Okay, aber es geht ja auch in einem kleineren “Rahmen”.
Angenommen jemand, der 5x die Woche je eine Stunde Sport betreibt und der sich ausgewogen und gesund ernährt, verstirbt.
Darf der entscheiden dass jemand, der vllt 90kg wiegt auf 1,70m, zu ungesund gelebt hat und deswegen seine Organe nicht verdient?

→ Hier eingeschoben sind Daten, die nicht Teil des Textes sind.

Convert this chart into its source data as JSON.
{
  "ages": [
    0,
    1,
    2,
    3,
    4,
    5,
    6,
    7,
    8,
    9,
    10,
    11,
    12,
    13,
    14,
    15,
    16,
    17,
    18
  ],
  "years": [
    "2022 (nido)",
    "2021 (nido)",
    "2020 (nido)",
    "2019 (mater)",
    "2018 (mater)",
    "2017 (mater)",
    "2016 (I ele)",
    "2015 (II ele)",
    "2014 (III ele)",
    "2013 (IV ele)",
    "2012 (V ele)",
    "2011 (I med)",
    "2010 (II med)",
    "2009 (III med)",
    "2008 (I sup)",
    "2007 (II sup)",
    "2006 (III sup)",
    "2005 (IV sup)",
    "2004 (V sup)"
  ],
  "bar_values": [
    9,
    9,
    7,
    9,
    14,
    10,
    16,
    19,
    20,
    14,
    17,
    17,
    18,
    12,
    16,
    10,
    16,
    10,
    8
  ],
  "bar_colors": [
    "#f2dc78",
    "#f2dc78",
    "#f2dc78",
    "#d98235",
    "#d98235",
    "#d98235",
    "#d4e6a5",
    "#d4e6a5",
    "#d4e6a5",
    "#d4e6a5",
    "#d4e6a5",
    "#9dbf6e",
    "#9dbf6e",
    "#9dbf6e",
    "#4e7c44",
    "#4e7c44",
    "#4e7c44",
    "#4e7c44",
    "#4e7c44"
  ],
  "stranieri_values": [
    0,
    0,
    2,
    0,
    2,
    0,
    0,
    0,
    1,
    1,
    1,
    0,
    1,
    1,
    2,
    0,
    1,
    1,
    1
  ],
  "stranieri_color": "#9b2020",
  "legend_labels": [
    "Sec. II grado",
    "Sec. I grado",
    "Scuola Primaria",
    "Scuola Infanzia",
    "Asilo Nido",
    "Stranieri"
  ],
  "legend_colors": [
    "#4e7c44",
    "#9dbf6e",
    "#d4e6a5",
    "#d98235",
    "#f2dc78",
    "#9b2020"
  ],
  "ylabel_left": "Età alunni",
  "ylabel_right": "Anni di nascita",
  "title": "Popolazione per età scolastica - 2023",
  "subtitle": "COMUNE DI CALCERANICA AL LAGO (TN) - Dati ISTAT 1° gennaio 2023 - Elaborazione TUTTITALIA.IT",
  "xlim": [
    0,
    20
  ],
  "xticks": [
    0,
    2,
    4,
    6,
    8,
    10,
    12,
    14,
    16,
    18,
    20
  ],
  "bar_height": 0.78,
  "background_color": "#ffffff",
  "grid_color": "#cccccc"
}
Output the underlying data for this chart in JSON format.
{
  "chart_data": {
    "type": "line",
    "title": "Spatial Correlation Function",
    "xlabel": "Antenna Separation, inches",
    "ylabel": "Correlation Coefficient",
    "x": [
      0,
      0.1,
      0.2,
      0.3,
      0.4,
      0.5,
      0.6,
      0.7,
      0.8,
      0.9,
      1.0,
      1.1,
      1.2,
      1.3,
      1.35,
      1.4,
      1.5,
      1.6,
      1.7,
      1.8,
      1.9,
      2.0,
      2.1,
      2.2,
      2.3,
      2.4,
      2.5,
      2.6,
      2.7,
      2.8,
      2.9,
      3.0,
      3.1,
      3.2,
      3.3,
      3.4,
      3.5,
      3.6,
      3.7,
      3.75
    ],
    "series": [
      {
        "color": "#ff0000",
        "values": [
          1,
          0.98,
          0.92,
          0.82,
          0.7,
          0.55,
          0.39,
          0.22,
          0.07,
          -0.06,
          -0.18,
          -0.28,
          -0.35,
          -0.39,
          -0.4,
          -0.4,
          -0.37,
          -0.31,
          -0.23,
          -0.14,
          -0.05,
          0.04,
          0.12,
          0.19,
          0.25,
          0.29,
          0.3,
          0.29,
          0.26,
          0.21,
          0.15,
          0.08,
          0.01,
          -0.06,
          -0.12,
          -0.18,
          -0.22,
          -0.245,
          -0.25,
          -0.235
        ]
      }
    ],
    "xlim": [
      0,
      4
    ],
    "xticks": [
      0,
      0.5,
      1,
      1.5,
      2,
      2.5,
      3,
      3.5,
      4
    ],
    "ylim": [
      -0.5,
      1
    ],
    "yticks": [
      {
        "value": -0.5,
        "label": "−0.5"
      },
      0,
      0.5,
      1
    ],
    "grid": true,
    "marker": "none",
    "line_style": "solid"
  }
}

Oh, was für ein interessantes Thema. Ich habe mich schon gleich nach meinem 18 Geburtstag damit auseinander gesetzt (vorher auch schon, aber ab dem Zeitpunkt darf der Ausweis ja berücksichtigt werden, soweit ich weiß.).
Eure Beiträge habe ich mir auch alle aufmerksam durchgelesen. Ehrlich gesagt habe ich mir darüber noch gar keine Gedanken gemacht, dass ja auch ein ‘schlechter’ Mensch meine Organe bekommen könnte (In meinem Fall z. B. homophobe Menschen, Nazis, Rassisten) – das wäre dann natürlich schade. Aber trotzdem kein Grund nicht zu spenden. Irgendwer hat ja schon gesagt; Es kann ja genauso gut ein Mensch mit Familie, gleichen Ansichten o. Ä. meine Organe bekommen und das wäre für mich wirklich etwas, was mir den Gedanken an den Tod verschönert. Das mit den Rauchern ist auch ein gute Punkt. Ich finde da müsste man dann aber auch noch mit einfließen was für ein Drogenkonsum einen denn da nach unten schießt auf der Liste. Ist ein Jugendlicher der gelegentlich auf Partys raucht oder andere Drogen konsumiert (Cannabis, viel Alkohol – ist ja grade so im Studienalter bei vielen so) denn dann automatisch auch abzustufen…? Man kann da ja die Tendenzen gar nicht feststellen… oder wie macht man da aus, dass jemand seine eigenen Organe ‘verschwendet’ hat? Ansonsten müsste man ja schon in der Jugend die Finger von sämtlichen Drogen lassen und überhaupt noch Chancen zu haben.

In meinem Ausweis ist tatsächlich angekreuzt, dass ich alles spenden würde. Inkl. Haut und Haar. Nachdem meine Großmutter verstorben ist, als meine Mutter noch unter 20 war, ist es mir sowieso wichtig, dass nicht ständig jemand meine Angehörigen anruft und fragt ob ‘noch dies und das entnommen werden kann’. Leider war das bei meiner Mutter so und war wohl sehr belastend. Ich nehme den Ausweis auch mit auf Festivals oder auf Partys, wenn ich sonst keine Geldbörse dabei habe.

Wie sieht es bei euch eigentlich damit aus den Körper bei nichttauglichkeit zur Organspende der Forschung zur Verfügung zu stellen? Kann man ja auch machen.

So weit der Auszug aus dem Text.